Extending The Shadow Of The Future

 

 Retro Futurism. Courtesy Michael Davis-Burchat

The interconnectedness of rapidly developing economies around the world have significantly increased the complexity of business, evident through shifting trade barriers, high rates of technological advancement, increased interactions and stakeholder relationships, expanding product portfolios, and more strategic initiatives. Complexity has increased sixfold within the past sixty years according to the Boston Consulting Group's Complexity Index and in response, the number of structures, processes, and systems introduced by businesses have increased by a factor of thirty-five. 

Reported in the Global Simplicity Index, complexity is costing the world's 200 largest companies an average of 10.2% of their annual profits, totalling an estimated $237 billion. Instead of developing more intelligible strategies to reduce these costs and streamline their businesses, many have treated complexity as both uncontrollable and inevitable. Complexity is one of the more challenging issues facing modern business today.

Authors Yves Morieux and Peter Tollman in their book, Six Simple Rules: How to Manage Complexity without Getting Complicated, encourage business leaders to recognize that the most effective way to deal with complexity is not by introducing more of it into their companies. Morieux and Tollman have called for an abandoning of outdated management thinking and practices, noting instead that "Companies need to invest in – and trust – the intelligence and ingenuity of their people by expanding their autonomy and room for maneuver," as a more viable alternative. 

The main idea behind the Six Simple Rules is the creation of more value through the better management of complexity or "smart simplicity", a combination of autonomy and cooperation. The first three rules, Understanding what your people do, Reinforcing integrators, and Increasing the total quantity of power within the organization, all aim to increase autonomy. The last three, Increasing reciprocity, Extending the shadow of the future, and Rewarding those who cooperate, aim to increase the level of cooperation. Together, the six rules seek to establish a more effective framework for solving complexity, without resorting to the more traditional approaches of expanding organizational structures or process. 

In one of our previous articles, Rethinking Management, we briefly mentioned one of the six rules, Extending the Shadow of the Future. It presented a truly exciting and interesting look at how organizations can harness the power of time to create a working environment that encourages people to understand how knowledge of the future influences current decisions and actions; is more motivating as a result of greater decentralized decision-making; and more mature. This was essentially explained in three ways;

  • Tightening Feedback Loops. Agile, lean, or other iterative, forms of development heavily emphasize feedback. It was suggested that by increasing the frequency and volume of feedback across all strategic initiatives, projects, and programmes, employees can surface invaluable insights and experiences which can feed into greater integration of new knowledge into solving problems, collaboration, and better decision-making.
  • Tying Performance To The Endpoint. Many times, people rarely understand the impact that they can have on the performance of others and the organization. By setting shorter term goals or brining the endpoint forward, organizations can ensure that the same people will be around when the consequences of actions begin. Having them also train their own replacements can promote greater understanding and cooperation. Leaders should see as a result, organizations which are more laser focused and deliberate, gaps more readily recognized and closed, and improved levels of employee engagement.
  • Walking A Mile In The Shoes Made For Others. Allowing employees to walk a mile in the shoes that they have created for others help to create a deeper understanding of the role of others and consequences of actions, engendering more innovation, empathy, compassion, patience, acceptance, and leadership. One such way that companies can do this is by having their product engineers manage the warranties of the products that they have designed and having managers man the front counters in customer facing roles.

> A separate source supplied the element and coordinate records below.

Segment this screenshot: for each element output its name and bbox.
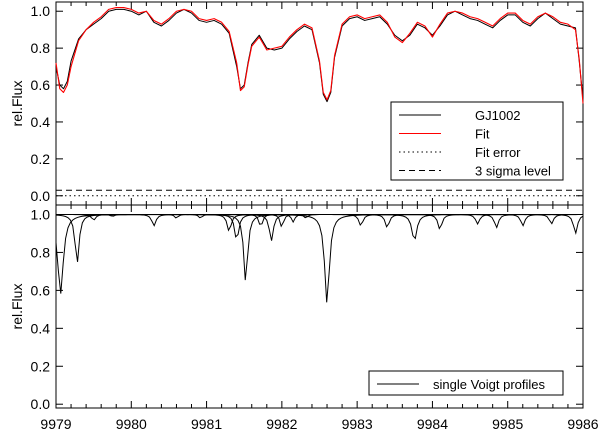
y-tick-label: 0.2	[31, 151, 51, 167]
x-tick-label: 9979	[40, 416, 71, 432]
legend-label: GJ1002	[475, 108, 521, 123]
legend-label: single Voigt profiles	[433, 377, 546, 392]
y-axis-label: rel.Flux	[9, 81, 25, 127]
voigt-profile-line	[56, 213, 583, 228]
y-tick-label: 0.8	[31, 244, 51, 260]
voigt-profile-line	[56, 213, 583, 281]
bottom-panel: 0.0 0.2 0.4 0.6 0.8 1.0 9979 9980 9981 9982 9983 99…	[9, 204, 599, 432]
series-line-gj1002	[55, 8, 584, 103]
legend-label: 3 sigma level	[475, 164, 551, 179]
legend-box	[368, 370, 564, 396]
y-axis-label: rel.Flux	[9, 284, 25, 330]
x-tick-label: 9981	[191, 416, 222, 432]
y-tick-label: 0.2	[31, 358, 51, 374]
top-panel: 0.0 0.2 0.4 0.6 0.8 1.0 rel.Flux GJ1002 Fit Fit e…	[9, 1, 584, 206]
y-tick-label: 0.4	[31, 114, 51, 130]
y-tick-label: 0.0	[31, 396, 51, 412]
series-line-fit	[55, 6, 584, 104]
voigt-profile-line	[56, 214, 583, 303]
legend-label: Fit error	[475, 145, 521, 160]
voigt-profile-line	[56, 213, 584, 235]
voigt-profile-line	[55, 213, 583, 262]
x-tick-label: 9985	[492, 416, 523, 432]
y-tick-label: 1.0	[31, 206, 51, 222]
y-tick-label: 0.0	[31, 188, 51, 204]
y-tick-label: 0.6	[31, 282, 51, 298]
y-tick-label: 0.6	[31, 77, 51, 93]
x-tick-label: 9980	[116, 416, 147, 432]
plot-frame	[55, 204, 584, 409]
legend-label: Fit	[475, 127, 490, 142]
x-tick-label: 9982	[266, 416, 297, 432]
x-tick-label: 9983	[342, 416, 373, 432]
y-tick-label: 1.0	[31, 3, 51, 19]
x-tick-label: 9986	[567, 416, 598, 432]
y-tick-label: 0.8	[31, 40, 51, 56]
y-tick-label: 0.4	[31, 320, 51, 336]
x-tick-label: 9984	[417, 416, 448, 432]
voigt-profile-line	[56, 213, 583, 232]
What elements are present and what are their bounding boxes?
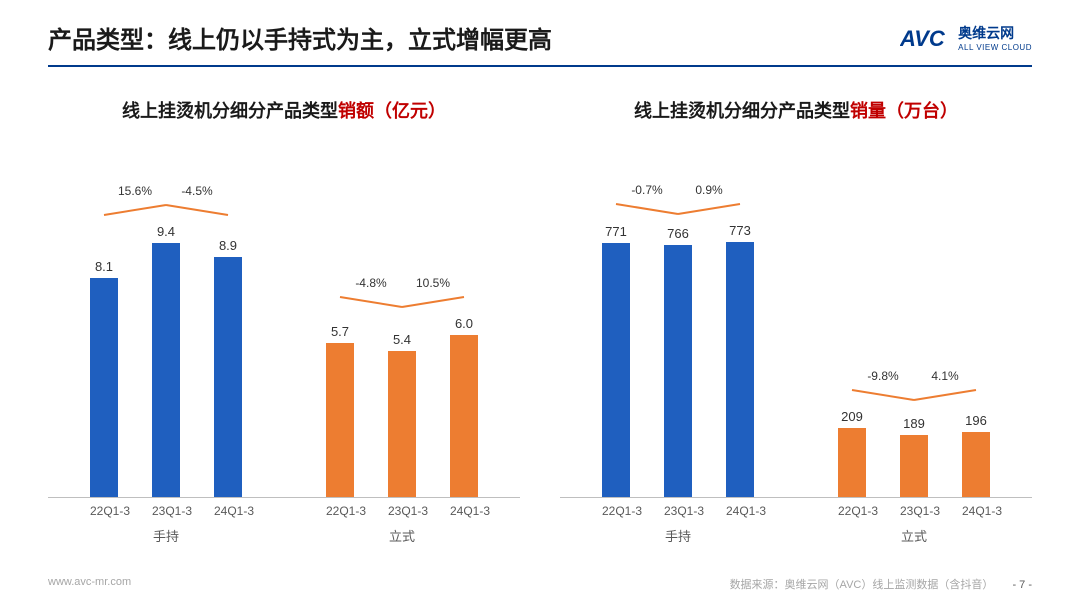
logo-en: ALL VIEW CLOUD xyxy=(958,43,1032,52)
bar: 8.1 xyxy=(90,259,118,497)
page-number: - 7 - xyxy=(1012,579,1032,591)
group-label: 手持 xyxy=(665,526,691,545)
chart-1: 线上挂烫机分细分产品类型销量（万台） 771 766 773 -0.7% 0.9% 209 1… xyxy=(560,97,1032,545)
bar-rect xyxy=(726,242,754,497)
bar-rect xyxy=(326,343,354,497)
trend-label: 0.9% xyxy=(695,183,723,197)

Organizations should not be investing any more time and resources toward developing and establishing more rules, processes, and policies to control their organizations, as it does not truly embrace the creativity, experience, and judgment of employees. We believe that extending the shadow of the future is a novel view of modern management that lends itself to reducing some complexity by empowering its people, improving performance and employee engagement, and developing accountability.